This Small Business Innovation Research (SBIR) Phase I project involves testing and validation of a novel drug discovery platform. An original algorithm is used to design previously unknown peptides that are capable of modulating selected macromolecules of therapeutic importance. Then, such designer peptides are routinely and inexpensively synthesized. The utilization of unusual amino acids is prioritized in the presented approach, to improve the pharmacological properties of the designed peptides. In the proposed study, the design of compounds disrupting the function of selected viral envelope proteins will be attempted.
The broader/commercial impacts of this research result from its low costs. De novo design of heavily modified peptides offers a promise of an attractive, affordable drug discovery platform, especially suitable to targeting biomedical problems that are currently neglected, due to the high cost of the competing, currently predominant high throughput screening (HTS) approach to discovering small molecule drugs. Examples include medical conditions characteristic to poorer regions of the world, or rare conditions, which may nevertheless prove important in the context of biodefense. These two areas often overlap. Such medical conditions usually offer a too low financial incentive to justify HTS-based research, yet the effort can be made profitable (in addition to social benefits) if it is based on a changed, less costly discovery paradigm.
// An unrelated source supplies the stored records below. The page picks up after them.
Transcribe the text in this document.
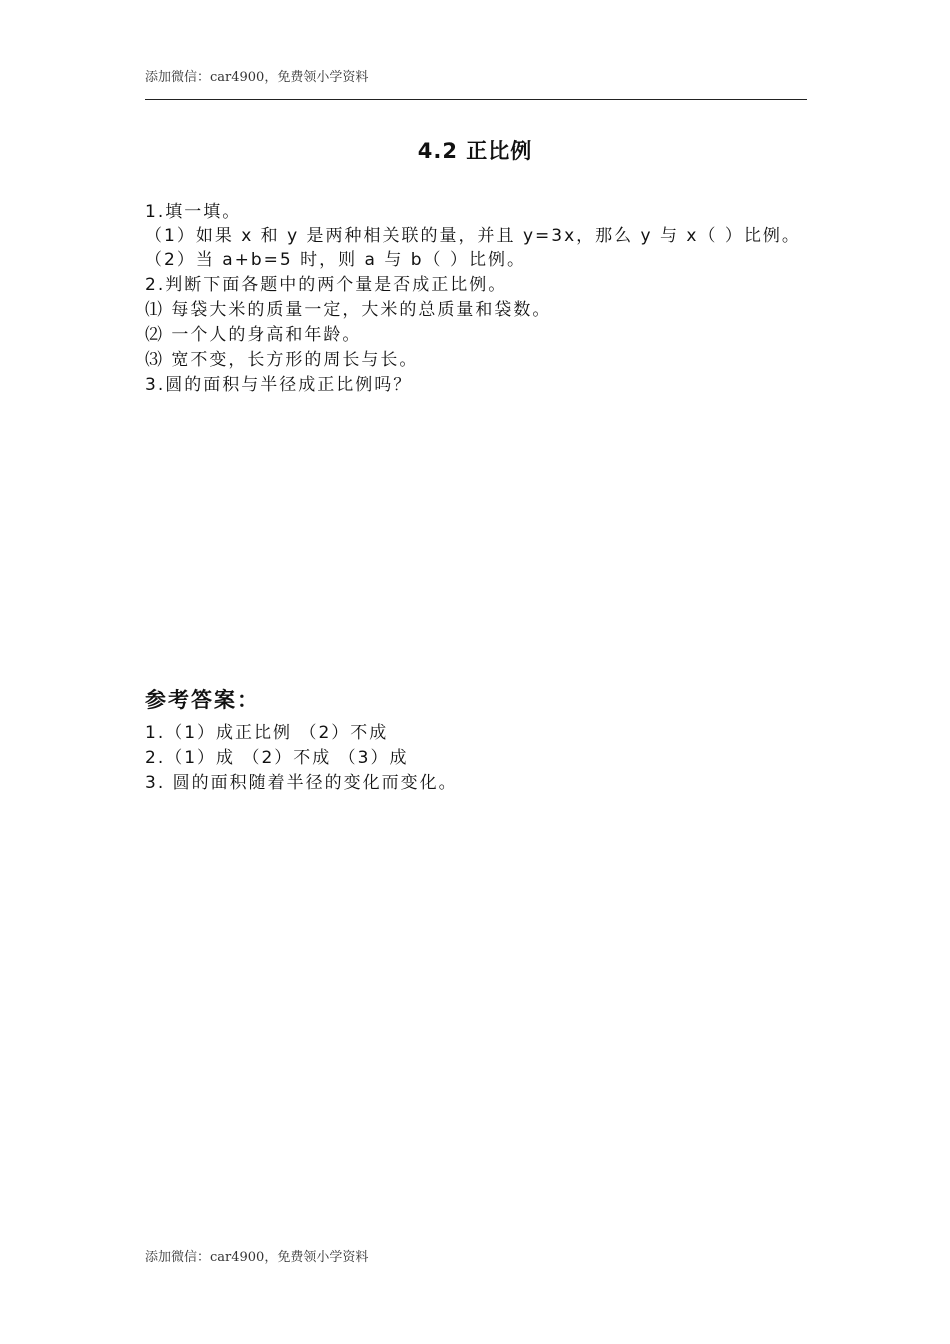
添加微信：car4900，免费领小学资料
4.2 正比例
1.填一填。
（1）如果 x 和 y 是两种相关联的量，并且 y=3x，那么 y 与 x（ ）比例。
（2）当 a+b=5 时，则 a 与 b（ ）比例。
2.判断下面各题中的两个量是否成正比例。
⑴ 每袋大米的质量一定，大米的总质量和袋数。
⑵ 一个人的身高和年龄。
⑶ 宽不变，长方形的周长与长。
3.圆的面积与半径成正比例吗？
参考答案：
1.（1）成正比例 （2）不成
2.（1）成 （2）不成 （3）成
3. 圆的面积随着半径的变化而变化。
添加微信：car4900，免费领小学资料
The SBIR Phase I project involved testing of a computational drug discovery platform for structure-based design of biologically active, medium-sized, cyclic peptides. The research activities were initially focused on the design of attachment inhibitors of the influenza virus. At a later stage, with the NSF Program Director's approval, the scope of the project was broadened to also include HIV inhibitors. Outcome: 1. A general drug design methodology, enabling the application of custom-designed, unnatural peptides as drug candidates, has been validated. 2. A highly active compound inhibiting the influenza virus, and a fairly active HIV inhibitor, based on novel structural motifs, were produced. These compounds are suitable for the development into practical therapeutic agents. 3. The PI considers the identification of the influenza attachment inhibitor an especially noteworthy achievement. It is (according to the PI's knowledge) the first relatively small molecule (not an antibody or a dendrimer) capable of competing with the cooperativity-assisted natural mechanism of viral attachment. This opens the door to therapeutic targeting of a previously underutilized mechanism within the influenza virus' life cycle. The project has a direct impact on the public health through producing biologically active antiviral compounds, and through the validation of a novel, general discovery methodology, suitable for engineering therapeutic agents against medical conditions other than those directly targeted in the project. The immediate area of application includes infectious diseases. Certain ideas relevant to cancer research are also under consideration. The PI wants to use this opportunity to sincerely thank the National Science Foundation and the U.S. taxpayers for funding this research, which, being based on several risky, out-of-the-box ideas, would be otherwise difficult to support through commercial mechanisms.